Hadoop-使用MRUnit來寫單元測試

簡介

單元測試是用來對一個模組、一個函式或者一個類來進行正確性檢驗的測試工作。在MapReduce開發中,如果能對Mapper和Reducer進行詳盡的單元測試,將及早發現問題,加快開發進度。 本文結合具體的例子,簡單總結如何使用MRUnit來對Hadoop的Mapper和Reducer進行單元測試。本文的相關程式碼可以從Github獲取:https://github.com/liujinguang/hadoop-study.git

MRUnit介紹

在MapReduce中,map函式和reduce函式的獨立測試非常方便,這是由函式風格決定的。MRUnit(http://incubator.apache.org/mrunit/)是一個測試庫,它便於將已知的輸入傳遞給mapper或者檢查reducer的輸出是否符合預期。MRUnit與標準的執行框架(如JUnit)-起使用,因此可以將MapReduce作業的測試作為正常開發環境的一部分執行。

關於Mapper

MaxTemperatureMapper類實現了對固定格式字串中解析年份、溫度和空氣質量,在後面的MRUnit測試中,給出了字串的例子,可以參考。
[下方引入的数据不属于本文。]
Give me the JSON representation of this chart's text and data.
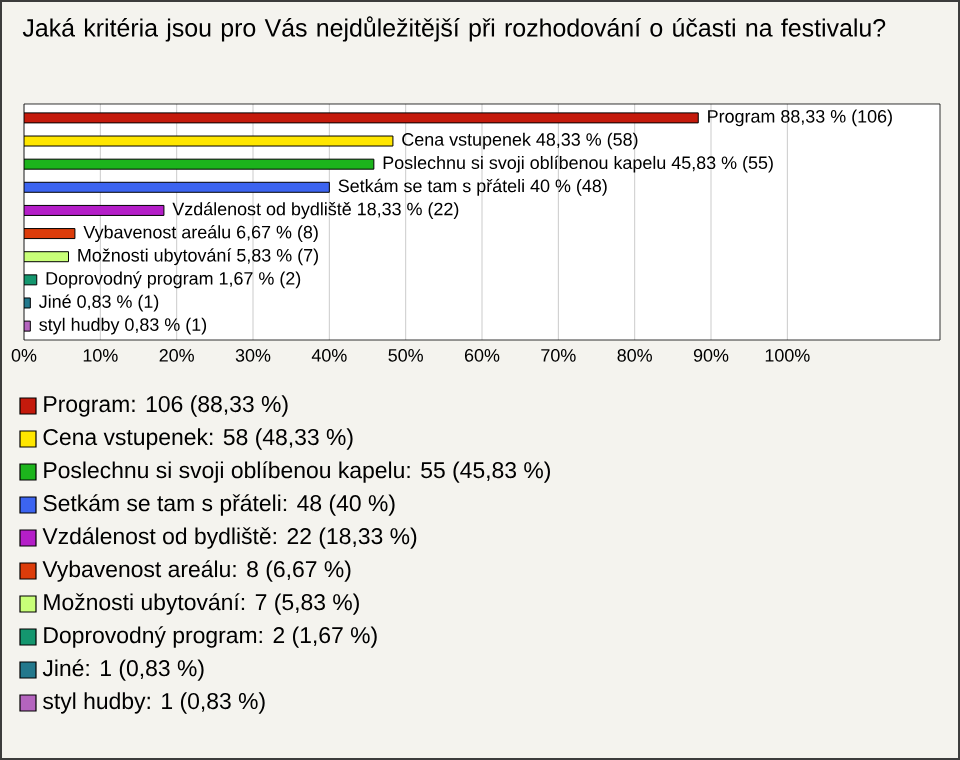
{
  "chart_data": {
    "type": "bar",
    "orientation": "horizontal",
    "title": "Jaká kritéria jsou pro Vás nejdůležitější při rozhodování o účasti na festivalu?",
    "categories": [
      null,
      null,
      null,
      null,
      null,
      null,
      null,
      null,
      null,
      null
    ],
    "xlim": [
      0,
      120
    ],
    "xticks": [
      {
        "value": 0,
        "label": "0%"
      },
      {
        "value": 10,
        "label": "10%"
      },
      {
        "value": 20,
        "label": "20%"
      },
      {
        "value": 30,
        "label": "30%"
      },
      {
        "value": 40,
        "label": "40%"
      },
      {
        "value": 50,
        "label": "50%"
      },
      {
        "value": 60,
        "label": "60%"
      },
      {
        "value": 70,
        "label": "70%"
      },
      {
        "value": 80,
        "label": "80%"
      },
      {
        "value": 90,
        "label": "90%"
      },
      {
        "value": 100,
        "label": "100%"
      }
    ],
    "grid": "x",
    "legend": "bottom",
    "series": [
      {
        "name": "Program: 106 (88,33 %)",
        "color": "#c41a0c",
        "values": [
          88.33,
          null,
          null,
          null,
          null,
          null,
          null,
          null,
          null,
          null
        ],
        "value_labels": [
          "Program 88,33 % (106)",
          null,
          null,
          null,
          null,
          null,
          null,
          null,
          null,
          null
        ]
      },
      {
        "name": "Cena vstupenek: 58 (48,33 %)",
        "color": "#ffe600",
        "values": [
          null,
          48.33,
          null,
          null,
          null,
          null,
          null,
          null,
          null,
          null
        ],
        "value_labels": [
          null,
          "Cena vstupenek 48,33 % (58)",
          null,
          null,
          null,
          null,
          null,
          null,
          null,
          null
        ]
      },
      {
        "name": "Poslechnu si svoji oblíbenou kapelu: 55 (45,83 %)",
        "color": "#1cb41c",
        "values": [
          null,
          null,
          45.83,
          null,
          null,
          null,
          null,
          null,
          null,
          null
        ],
        "value_labels": [
          null,
          null,
          "Poslechnu si svoji oblíbenou kapelu 45,83 % (55)",
          null,
          null,
          null,
          null,
          null,
          null,
          null
        ]
      },
      {
        "name": "Setkám se tam s přáteli: 48 (40 %)",
        "color": "#3c64f0",
        "values": [
          null,
          null,
          null,
          40,
          null,
          null,
          null,
          null,
          null,
          null
        ],
        "value_labels": [
          null,
          null,
          null,
          "Setkám se tam s přáteli 40 % (48)",
          null,
          null,
          null,
          null,
          null,
          null
        ]
      },
      {
        "name": "Vzdálenost od bydliště: 22 (18,33 %)",
        "color": "#b41ec8",
        "values": [
          null,
          null,
          null,
          null,
          18.33,
          null,
          null,
          null,
          null,
          null
        ],
        "value_labels": [
          null,
          null,
          null,
          null,
          "Vzdálenost od bydliště 18,33 % (22)",
          null,
          null,
          null,
          null,
          null
        ]
      },
      {
        "name": "Vybavenost areálu: 8 (6,67 %)",
        "color": "#dc3c0a",
        "values": [
          null,
          null,
          null,
          null,
          null,
          6.67,
          null,
          null,
          null,
          null
        ],
        "value_labels": [
          null,
          null,
          null,
          null,
          null,
          "Vybavenost areálu 6,67 % (8)",
          null,
          null,
          null,
          null
        ]
      },
      {
        "name": "Možnosti ubytování: 7 (5,83 %)",
        "color": "#c8ff78",
        "values": [
          null,
          null,
          null,
          null,
          null,
          null,
          5.83,
          null,
          null,
          null
        ],
        "value_labels": [
          null,
          null,
          null,
          null,
          null,
          null,
          "Možnosti ubytování 5,83 % (7)",
          null,
          null,
          null
        ]
      },
      {
        "name": "Doprovodný program: 2 (1,67 %)",
        "color": "#14966e",
        "values": [
          null,
          null,
          null,
          null,
          null,
          null,
          null,
          1.67,
          null,
          null
        ],
        "value_labels": [
          null,
          null,
          null,
          null,
          null,
          null,
          null,
          "Doprovodný program 1,67 % (2)",
          null,
          null
        ]
      },
      {
        "name": "Jiné: 1 (0,83 %)",
        "color": "#23788c",
        "values": [
          null,
          null,
          null,
          null,
          null,
          null,
          null,
          null,
          0.83,
          null
        ],
        "value_labels": [
          null,
          null,
          null,
          null,
          null,
          null,
          null,
          null,
          "Jiné 0,83 % (1)",
          null
        ]
      },
      {
        "name": "styl hudby: 1 (0,83 %)",
        "color": "#b464be",
        "values": [
          null,
          null,
          null,
          null,
          null,
          null,
          null,
          null,
          null,
          0.83
        ],
        "value_labels": [
          null,
          null,
          null,
          null,
          null,
          null,
          null,
          null,
          null,
          "styl hudby 0,83 % (1)"
        ]
      }
    ]
  }
}
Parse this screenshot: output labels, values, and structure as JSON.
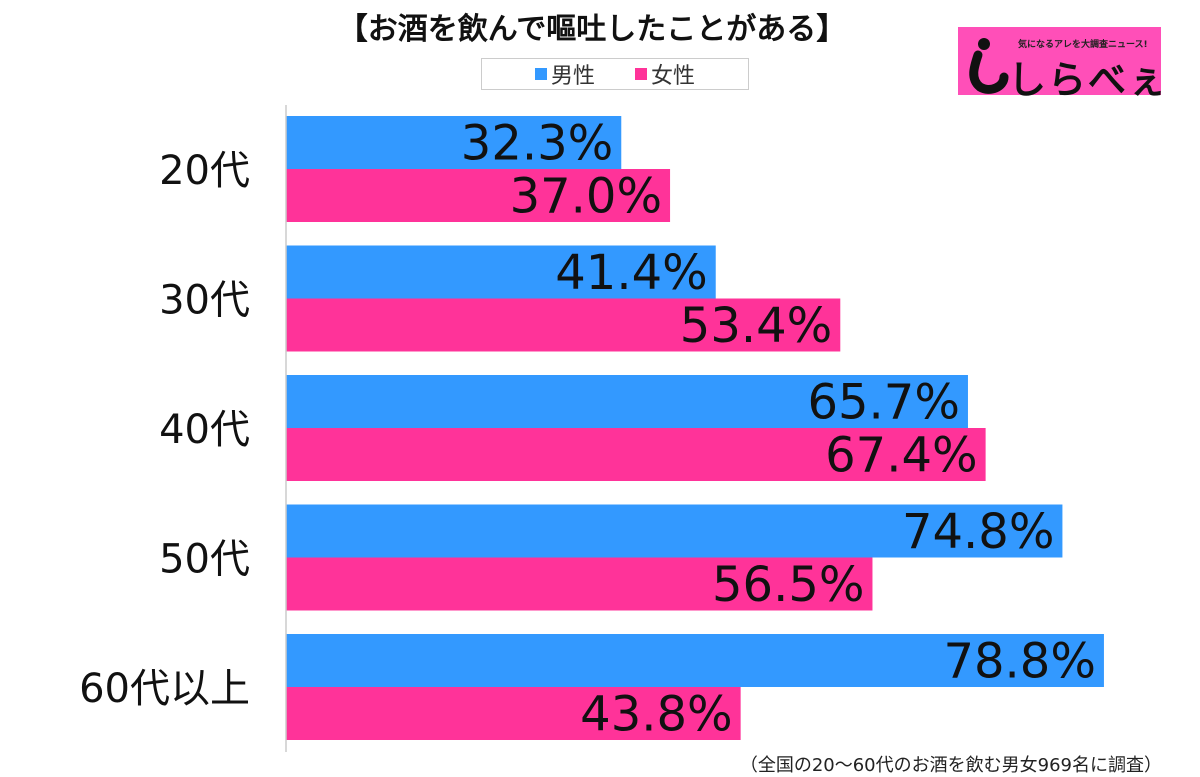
{
  "chart_data": {
    "type": "bar",
    "orientation": "horizontal",
    "title": "【お酒を飲んで嘔吐したことがある】",
    "categories": [
      "20代",
      "30代",
      "40代",
      "50代",
      "60代以上"
    ],
    "series": [
      {
        "name": "男性",
        "color": "#3399ff",
        "values": [
          32.3,
          41.4,
          65.7,
          74.8,
          78.8
        ]
      },
      {
        "name": "女性",
        "color": "#ff3399",
        "values": [
          37.0,
          53.4,
          67.4,
          56.5,
          43.8
        ]
      }
    ],
    "value_suffix": "%",
    "xlim": [
      0,
      100
    ],
    "grid": false,
    "legend_position": "top"
  },
  "logo": {
    "tagline": "気になるアレを大調査ニュース!",
    "brand": "しらべぇ"
  },
  "footnote": "（全国の20～60代のお酒を飲む男女969名に調査）"
}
package com.jliu.mr.intro;

import java.io.IOException;

import org.apache.hadoop.io.IntWritable;
import org.apache.hadoop.io.LongWritable;
import org.apache.hadoop.io.Text;
import org.apache.hadoop.mapreduce.Mapper;

public class MaxTemperatureMapper extends Mapper<LongWritable, Text, Text, IntWritable> {
	@Override
	protected void map(LongWritable key, Text value, Mapper<LongWritable, Text, Text, IntWritable>.Context context)
			throws IOException, InterruptedException {
		String line = value.toString();
		String year = line.substring(15, 19);
		int airTemperature;

		if (line.charAt(87) == '+') { // parseInt doesn't like leading plus
										// signs
			airTemperature = Integer.parseInt(line.substring(88, 92));
		} else {
			airTemperature = Integer.parseInt(line.substring(87, 92));
		}

		String quality = line.substring(92, 93);
		if (airTemperature != MISSING && quality.matches("[01459]")) {
			context.write(new Text(year), new IntWritable(airTemperature));
		}
	}

	private static final int MISSING = 9999;
}

使用MRUnit進行測試,首先需要建立MapDriver物件,並設定要測試的Mapper類,設定輸入、期望輸出。具體例子中傳遞一個天氣記錄作為mapper的輸入,然後檢查輸出是否是讀入的年份和氣溫。如果沒有期望的輸出值,MRUnit測試失敗。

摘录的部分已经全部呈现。